Can a Conservatorship or Power of Attorney be revoked?

The principal can cancel their power of attorney but not a conservatorship. Judges can withdraw the power of attorney and conservatorship if the principal or conservator is negligent or fraudulent. The judge must appoint a new conservator for an incapable adult in either circumstance.

When will the court appoint a guardian, and when will it appoint a conservator?

A court will not appoint a guardian or conservator for an elderly person until they are incapable of taking care of themselves. In California, you will need to file a petition to start the process. 

Can the court appoint both a guardian and a conservator?

Depending on the age of the dependent person, California law recognizes conservatorship and guardianship. With conservatorship, one adult is designated to handle the business affairs of another adult due to the latter’s incapacity to do so. The term “guardianship” is used to describe the legal right of an adult to manage a minor’s assets and ensure their safety.

Can the same person be both the guardian and the conservator?

Yes, but the court has the authority to appoint different people as guardians and conservators. If it’s necessary, they will appoint both. 

Can guardians ever handle money?

Guardians can handle small sums of money, such as monthly stipends, Social Security benefits, VA benefits, etc. If the guardian must handle more than $24,000 per year, the judge will usually appoint a conservator as well.

Who does the court appoint as a guardian or conservator?

Courts prefer to choose from someone the elderly person knows, such as a close family member, such as a spouse or adult child. If no close relatives or friends are available or suitable, the court will consider other relatives or friends. If no family member or friend is available, the court will usually appoint a neutral, specially trained attorney who regularly handles these cases.

What if the person made a durable power of attorney before becoming incapacitated?

As long as a power of attorney covers the types of decisions that need to be made beforehand, then the principal can make those decisions, but only if the person cannot make them themselves.

What if my brother or sister and I both want to serve as our parent’s guardian or conservator?

Two or more cannot serve, so if a decision cannot be made, the court will use their best judgment to choose between the two regarding what’s best for the ward. It will take into account the petitioners’ abilities and personalities, as well as the ward’s wishes if they are known. If the court believes that the guardianship or conservatorship issue will seriously harm the family’s relationships or the ward, it will dismiss both petitioners and replace them with someone else, such as a neutral attorney.

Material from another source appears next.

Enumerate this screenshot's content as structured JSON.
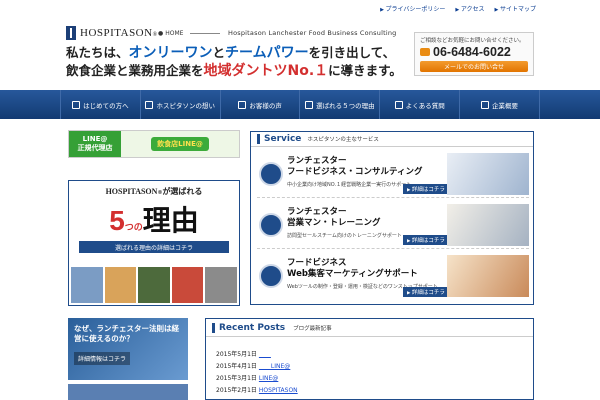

How much will it cost for me to file for the appointment of a guardian or conservator in California?

Filing an appointment for a guardian or conservator in California costs $435, which must be paid upfront. A judge will send a court investigator to your proposed conservatee’s home to assess their mental state, interviewing them personally.

What happens if the judge appoints me as a guardian or conservator?

A copy of the court’s written order will be provided to you via a letter from the Register of Wills stating that you have been appointed as the ward’s guardian or conservator. You can use this letter to prove your authority to make decisions for a family member or friend to banks and other financial institutions, hospitals, nursing homes, etc. Keep the court order and the letter from the Register of Wills with your other important documents in a safe place.

How long does the guardianship or conservatorship order last?

The court’s appointment of a guardian or conservator lasts until they are no longer disabled, they pass away, or the courts appoint someone else as guardian or conservator for the ward’s best interest.